Group to dig in mud to find out what's living in Mill Pond

For the second year in a row, volunteers will gather off Washington Street to dig through the mud flats at Mill Pond.

The volunteers will be taking part in the second annual survey this morning and tomorrow, from 9 a.m. to 2 p.m. Access to the site is through the backyard at 375 Washington St.

Last year, for the first time in years, clams and worms were discovered growing in Mill Pond — the old and over-engineered economic estuary that drains the central watershed of Cape Ann, in the 17th century, provided the first water power for milling corn.

Salem Sound Coastwatch is conducting this survey in conjunction with the city of Gloucester's effort to restore the natural tidal flow to Mill River. The purpose of the study is to quantify changes in the living organisms in the benthic (mud) layer since the tide gate was opened at Mill Pond during the Mothers Day floods of 2006.

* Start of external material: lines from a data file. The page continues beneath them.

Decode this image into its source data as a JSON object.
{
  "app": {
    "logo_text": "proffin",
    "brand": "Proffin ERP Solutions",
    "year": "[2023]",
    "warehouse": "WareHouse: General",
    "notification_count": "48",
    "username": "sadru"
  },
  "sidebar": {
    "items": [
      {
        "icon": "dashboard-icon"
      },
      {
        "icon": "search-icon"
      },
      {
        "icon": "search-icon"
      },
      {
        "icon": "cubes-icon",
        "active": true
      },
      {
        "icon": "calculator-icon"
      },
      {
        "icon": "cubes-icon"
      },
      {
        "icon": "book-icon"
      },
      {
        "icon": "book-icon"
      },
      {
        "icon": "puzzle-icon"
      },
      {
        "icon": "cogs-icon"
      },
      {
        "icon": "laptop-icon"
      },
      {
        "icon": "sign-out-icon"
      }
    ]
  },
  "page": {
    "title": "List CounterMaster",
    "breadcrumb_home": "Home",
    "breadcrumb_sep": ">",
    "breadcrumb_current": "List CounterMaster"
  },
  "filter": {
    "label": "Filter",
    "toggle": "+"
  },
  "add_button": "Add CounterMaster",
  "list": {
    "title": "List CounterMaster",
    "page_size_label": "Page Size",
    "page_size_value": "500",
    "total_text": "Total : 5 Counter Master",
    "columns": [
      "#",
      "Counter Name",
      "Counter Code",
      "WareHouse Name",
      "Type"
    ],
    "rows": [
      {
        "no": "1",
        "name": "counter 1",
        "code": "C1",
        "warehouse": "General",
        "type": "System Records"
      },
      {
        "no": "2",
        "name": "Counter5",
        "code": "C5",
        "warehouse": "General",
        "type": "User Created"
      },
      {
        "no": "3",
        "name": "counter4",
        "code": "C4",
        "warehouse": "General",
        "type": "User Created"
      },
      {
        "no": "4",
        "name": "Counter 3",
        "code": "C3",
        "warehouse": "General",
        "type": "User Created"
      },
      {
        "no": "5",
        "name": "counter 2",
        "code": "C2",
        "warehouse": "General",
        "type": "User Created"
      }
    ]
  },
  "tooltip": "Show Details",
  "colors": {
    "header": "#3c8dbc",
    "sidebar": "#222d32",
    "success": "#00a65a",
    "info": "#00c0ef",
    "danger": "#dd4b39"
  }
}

Coastwatch is part of a coalition of organizations working to restore the pond to something like its virtually prehistoric conditions, when it was the Cape's only major estuary in which large volumes of fresh water flowed into a tidal basin. The flow to Mill Pond emptied from the Babson watershed, the largest on the island. The great alteration of that natural environment was the construction of the Babson Reservoir Dam in 1930, but 17th- and 18th-century drawings show multiple dams of Mill Brook along what is now Poplar Street.

A number of volunteers will work at the edge of the mud flats at low tide today and tomorrow. Working in teams, they will dig buckets of mud samples from designated areas; carrying the mud to a screening station; washing the mud through screens to capture the clams, worms and snails left behind; and counting, measuring and recording all of the living organisms.

The first survey took place last October. Findings showed there has been a return of benthic marine species, including soft shell clams, since the tide gate was opened.

"The initial findings are encouraging," said Barbara Warren, executive director of Salem Sound Coastwatch. "However, community recovery in restored estuarine ecosystems depends largely on the level of tidal exchange. When tidal flow is unrestricted, the estuary can return relatively quickly. But when the area is not fully flushed with sea water, it may never fully recover without additional hydrologic modifications."

This project is supported by technical and financial assistance from the Massachusetts Wetlands Restoration Program, the NOAA Restoration Center/ Restore America's Estuaries partnership, and The Massachusetts Corporate Wetlands Restoration Partnership (CWR) through the Bruce J. Anderson Foundation and Metcalf Eddy Inc.